Slow random write access

Andrew Murray <amurray@xxxxxxxxxxxxxxxxxxxx> · Tue, 6 Jun 2023 12:37:49 +0100

Hello,

I've been working with an embedded video recording device that writes
data to the exfat filesystem of an SD card. 4 files (streams of video)
are written simultaneously by processes usually running on different
cores.

If you assume a newly formatted SD card, then because exfat clusters
appear to be sequentially allocated as needed when data is written (in
userspace), then those clusters are interleaved across the 4 files.
When writeback occurs, you see a cluster of sequential writes for each
file but with gaps where clusters are used by other files (as if
writeback is happening per process at different times). This results
in a random access pattern.

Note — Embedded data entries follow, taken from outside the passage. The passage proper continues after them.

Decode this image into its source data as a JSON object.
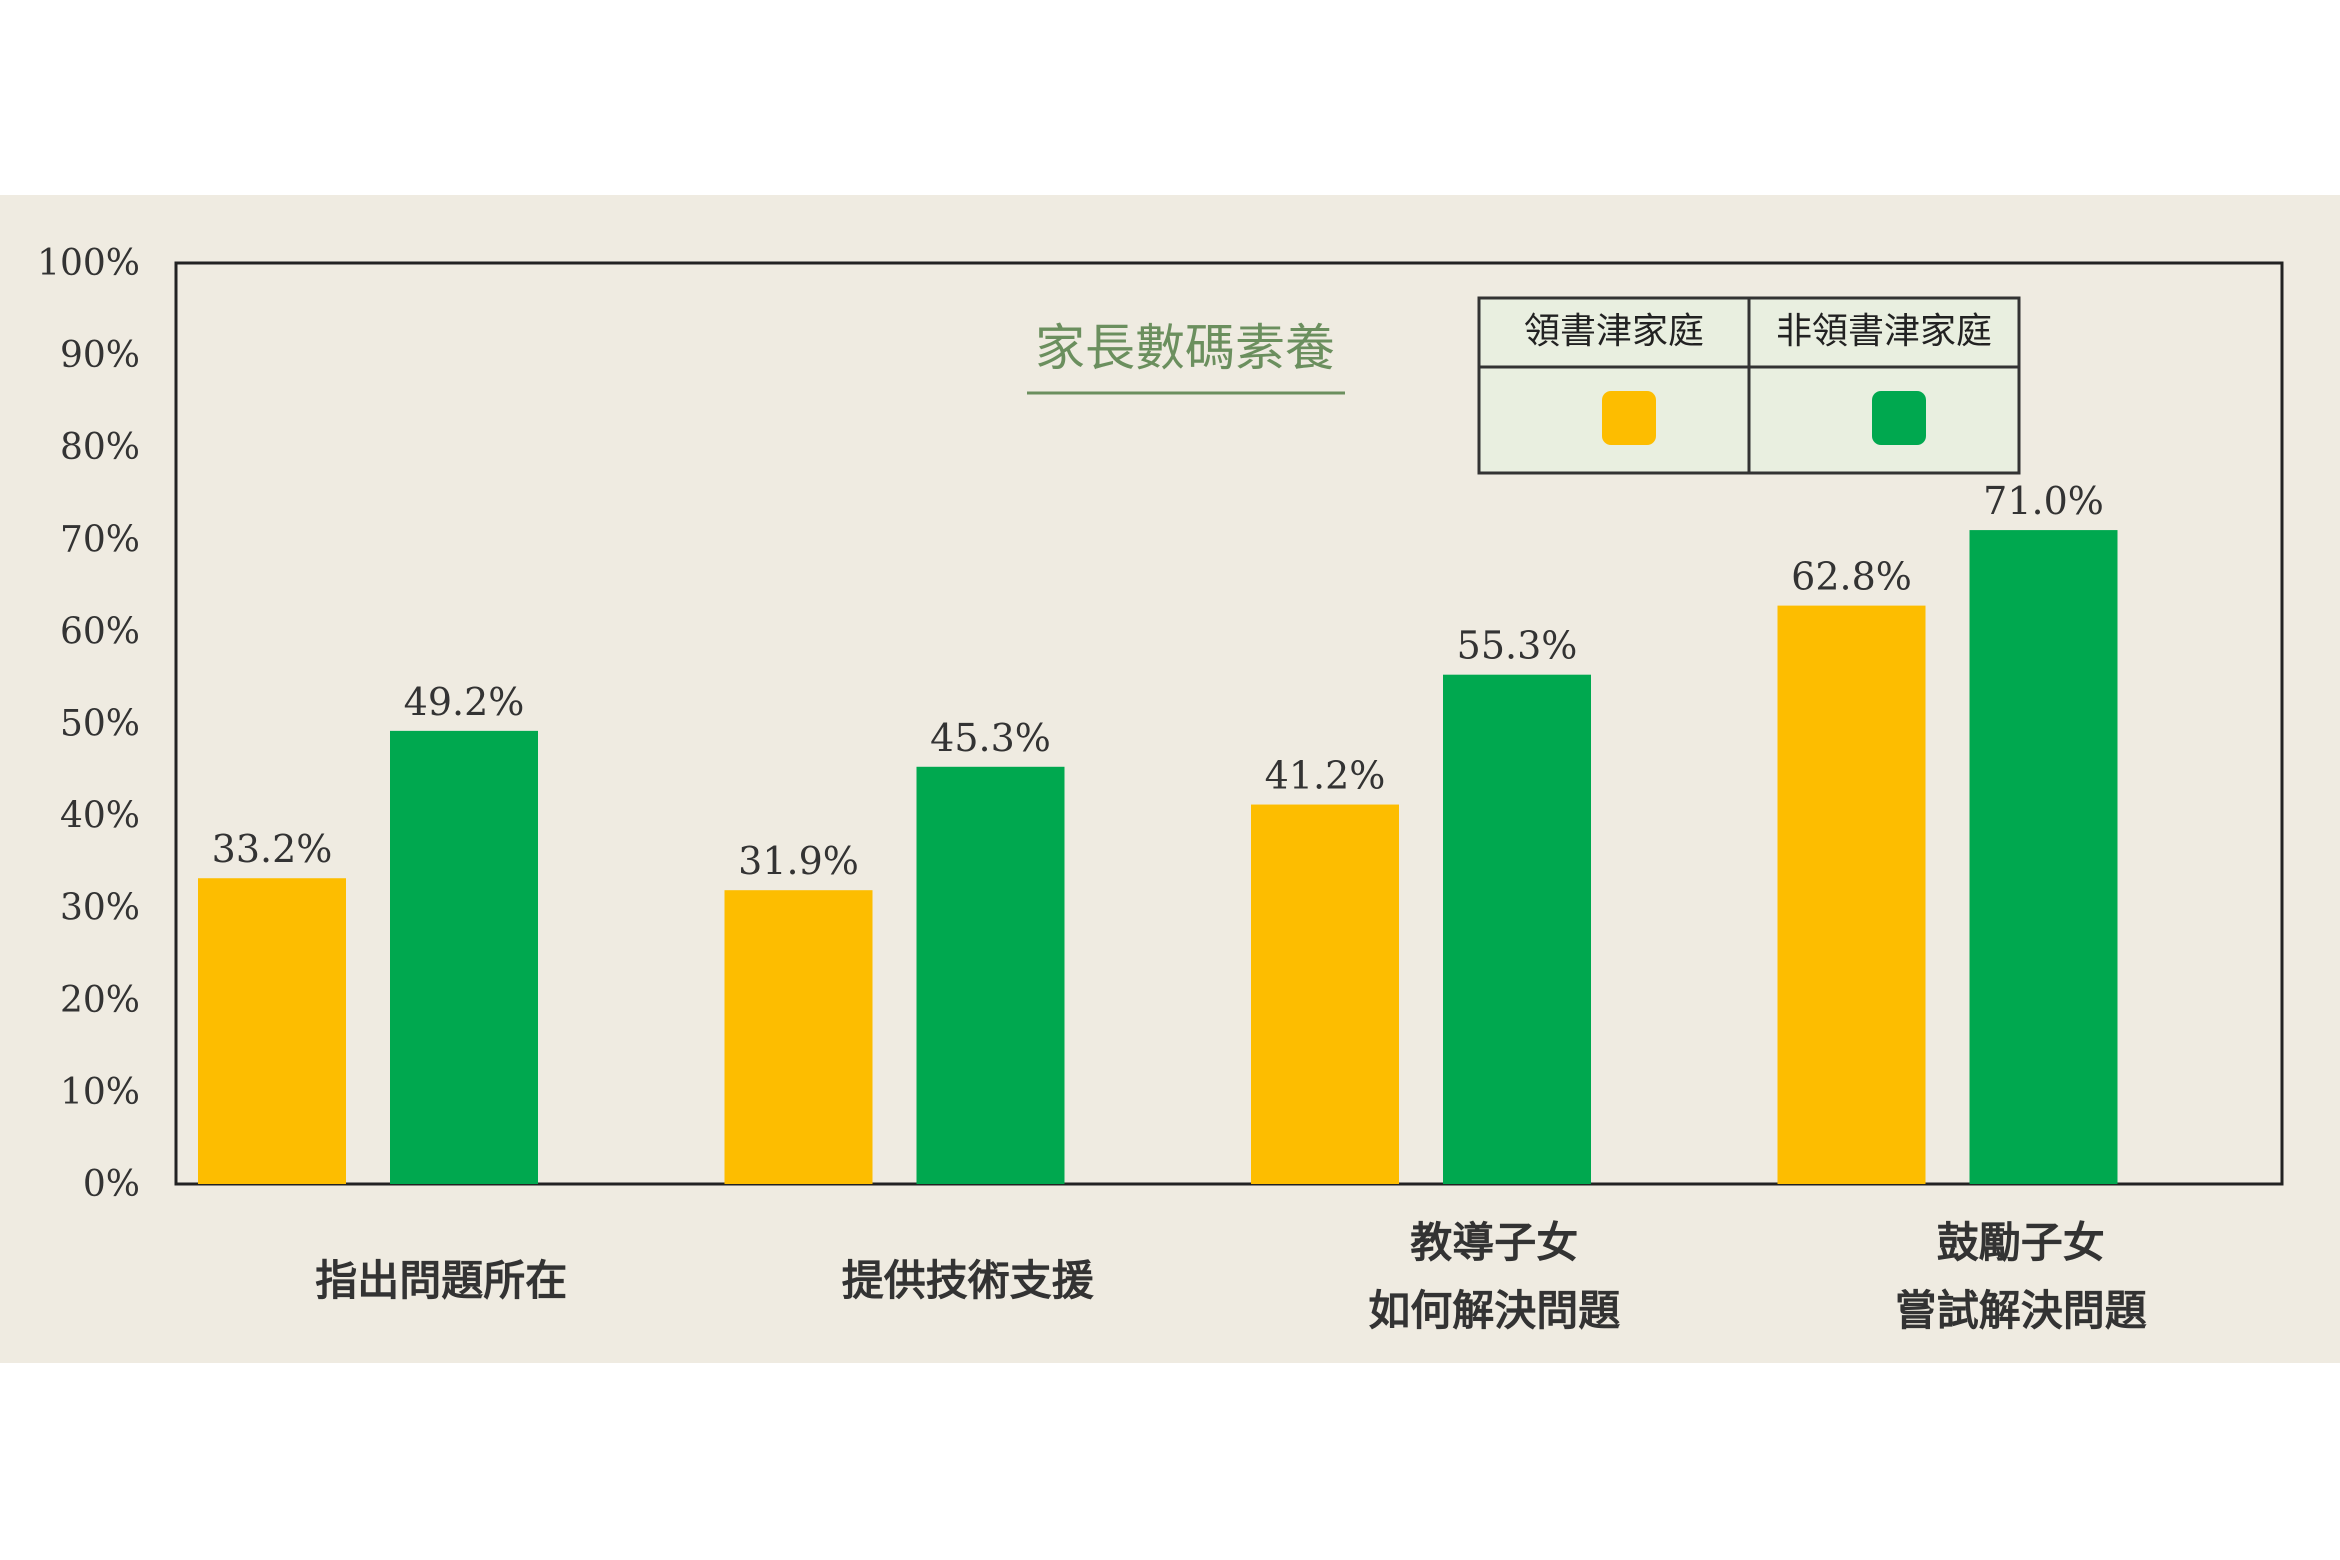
{
  "chart_data": {
    "type": "bar",
    "title": "家長數碼素養",
    "categories": [
      [
        "指出問題所在"
      ],
      [
        "提供技術支援"
      ],
      [
        "教導子女",
        "如何解決問題"
      ],
      [
        "鼓勵子女",
        "嘗試解決問題"
      ]
    ],
    "series": [
      {
        "name": "領書津家庭",
        "color": "#fdbd00",
        "values": [
          33.2,
          31.9,
          41.2,
          62.8
        ]
      },
      {
        "name": "非領書津家庭",
        "color": "#00a84f",
        "values": [
          49.2,
          45.3,
          55.3,
          71.0
        ]
      }
    ],
    "value_labels": [
      [
        "33.2%",
        "31.9%",
        "41.2%",
        "62.8%"
      ],
      [
        "49.2%",
        "45.3%",
        "55.3%",
        "71.0%"
      ]
    ],
    "y_ticks": [
      "0%",
      "10%",
      "20%",
      "30%",
      "40%",
      "50%",
      "60%",
      "70%",
      "80%",
      "90%",
      "100%"
    ],
    "ylim": [
      0,
      100
    ],
    "grid": false,
    "legend_position": "top-right"
  }
}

Ideally an IO scheduler would recognise
these are cooperating processes, merge these 4 clusters of activities
to result in a sequential write pattern and combine into fewer larger
writes.

This is important for SD cards, because their write throughput is very
dependent on access patterns and size of write request. For example my
current SD card and above access pattern (with writes averaging 60KB)
results in a write throughput for a fully utilised device of less than
a few MB/S. This may seem contrary to the performance claims of SD
card manufacturers, but those claims are typically made for sequential
access with 512KB writes. Further, the claims made for the UHS speed
grades, e.g. U3 and the video class grades, e.g. V90 also assume that
specific SD card commands are used to enter a specific speed grade
mode (which isn't supported in Linux it seems). In other words larger
write accesses and more sequential access patterns will increase the
available bandwidth. (The only exception appears to be for the
application classes of SD cards which are optimised for random access
at 4KB).

I've explored the various mq schedulers (i'm still learning) - though
I understand that to prevent software being a bottleneck for fast
devices each core (or is that process?) has its own queue. As a result
schedulers can't make decisions across those queues (as that defeats
the point of mq). Thus implying that in my use-case, where
"cooperating processes" are on separate cores, then there is no
capability for the scheduler to combine the interleaved writes (I
notice that bfq has logic to detect this, though not sure if it's for
reads or rotational devices).

I've seen that mq-deadline appears to sort it's dispatch queue (I
understand a single queue for the device - so this is where those
software queues join) by sector - combined with the write_expire and
fifo_depth tunables - then it appears that mq-deadline does a good job
of turning interleaved writes to sequential writes (even across
processes running on different cores). However it doesn't appear to
combine writes which would greatly help.

Many of the schedulers aim to achieve a maximum latency, but it feels
like for slow devices, then a minimum write latency and ability to
reorder and combine those writes across cores would be beneficial.

I'm keen to understand if there is anything I've missed? Perhaps there
are tuneables or a specific scheduler that fits this purpose? Are my
assumptions about the mq layer correct?

Does it make sense to add merging in the dispatch queue (within
mq-deadline), is this the right approach?

Thanks,

Andrew Murray